Motion, when it comes to UX occurs in one of two ways. It happens in real time and non-real-time. Before you cross your eyes figuring that one out, real-time motion provides real-time feedback. Think of of a slider that changes opacity or resizes an element. The other one kicks off after the user does something. Think On-Boarding animations and you are on the right track.

This is where Lottie animations can be dangerous because their behavior can occur in both “times”. As such the motion has to support usability, not entertain. So how does motion support UX? According to Issara Willenskomer in his brilliant “UX In Motion Manifesto ”, it happens in four ways:

  1. This support must happen intuitively. Click a Like icon and unicorns or confetti fly out. Not exactly intuitive. It is not what the user expected. This is not a delightful detail, it only confuses the user.
  2. Does the motion support the UX narrative and move the action forward? Nothing is more frustrating than having a menu slide in when a “Next” button is clicked. That is not exactly a logical progression of the narrative.
  3. Elements in motion should have a relationship with each other. I commonly demonstrate this using a Floating Action Button that, when clicked, has three icons move out from behind it. If I were to move them far from the button, the relationship between the button and the icons will be broken. If one icon is bigger than the other icons, its relationship with the icons would be broken.
  4. There needs to be continuity of motion. An example of this would be a carousel that has an image move into the viewport and rotate clockwise while the other images rotated counter-clockwise as they moved into the viewport. That motion has no continuity.

As you can see the inclusion of the Json from Lottie offers the opportunity to include realistic motion and effects. That’s the good side. The bad side is to regard it as entertainment. Do that and motion loses its behavior and also does not support UX.

In the immortal words of Steve Jobs, “there is one more thing.”

When it comes to motion in UX Design, you can’t describe it. You have to show it.

When I give a presentation around this subject I play the “Dumb Canadian who knows hockey but is clueless around baseball” and I ask the audience to describe a curveball in baseball. I always get three or four vastly different descriptions from the audience because they are describing how they “see” a curveball. Then I show them a video clip of an actual curveball being thrown and the universal response is, “Got it.”

Let’s apply this to our poor suffering client: “So when the user clicks this button, three icons pop out and the plus sign in the button rotates to become an X.”

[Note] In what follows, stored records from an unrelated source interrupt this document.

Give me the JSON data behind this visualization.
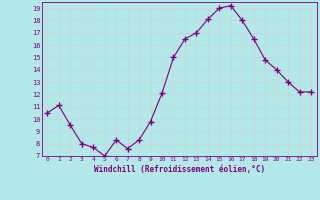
{
  "x": [
    0,
    1,
    2,
    3,
    4,
    5,
    6,
    7,
    8,
    9,
    10,
    11,
    12,
    13,
    14,
    15,
    16,
    17,
    18,
    19,
    20,
    21,
    22,
    23
  ],
  "y": [
    10.5,
    11.1,
    9.5,
    8.0,
    7.7,
    7.0,
    8.3,
    7.6,
    8.3,
    9.8,
    12.1,
    15.0,
    16.5,
    17.0,
    18.1,
    19.0,
    19.2,
    18.0,
    16.5,
    14.8,
    14.0,
    13.0,
    12.2,
    12.2
  ],
  "line_color": "#800080",
  "marker": "+",
  "marker_size": 4,
  "bg_color": "#b2e8e8",
  "grid_color": "#c8d8d8",
  "xlabel": "Windchill (Refroidissement éolien,°C)",
  "xlabel_color": "#800080",
  "tick_color": "#800080",
  "ylim": [
    7,
    19.5
  ],
  "xlim": [
    -0.5,
    23.5
  ],
  "yticks": [
    7,
    8,
    9,
    10,
    11,
    12,
    13,
    14,
    15,
    16,
    17,
    18,
    19
  ],
  "xticks": [
    0,
    1,
    2,
    3,
    4,
    5,
    6,
    7,
    8,
    9,
    10,
    11,
    12,
    13,
    14,
    15,
    16,
    17,
    18,
    19,
    20,
    21,
    22,
    23
  ]
}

Then the feedback arrives. “Why do they all move at the same time?” “It seems to be too short.” “It seems to be a bit too long.” “Shouldn’t that plus sign rotate the other way?” This is all based on what they “saw” when it was described. Show it to them right off the bat and the response will most likely be,” Got it.” You now have a starting point for a focused discussion around your intention. Toss in the JSON and your development team has something to work with rather than asking, “Is this what you were looking for?”

I sometimes wonder why it took Adobe so long to add Lottie animations. Prototyping applications such as Figma have included a Lottie files feature for a while. Though Figma uses a GIF version of the animation that is no big deal. The GIF is based on the JSON, not the finished product, so animated vectors vs GIF is a non-issue. Everybody can see the motion regardless of the prototyping application used. These applications are nothing more than tools. XD is hammer. Figma is a wrench. PrincipleforMac is a screwdriver. They all do the same thing, just a bit differently.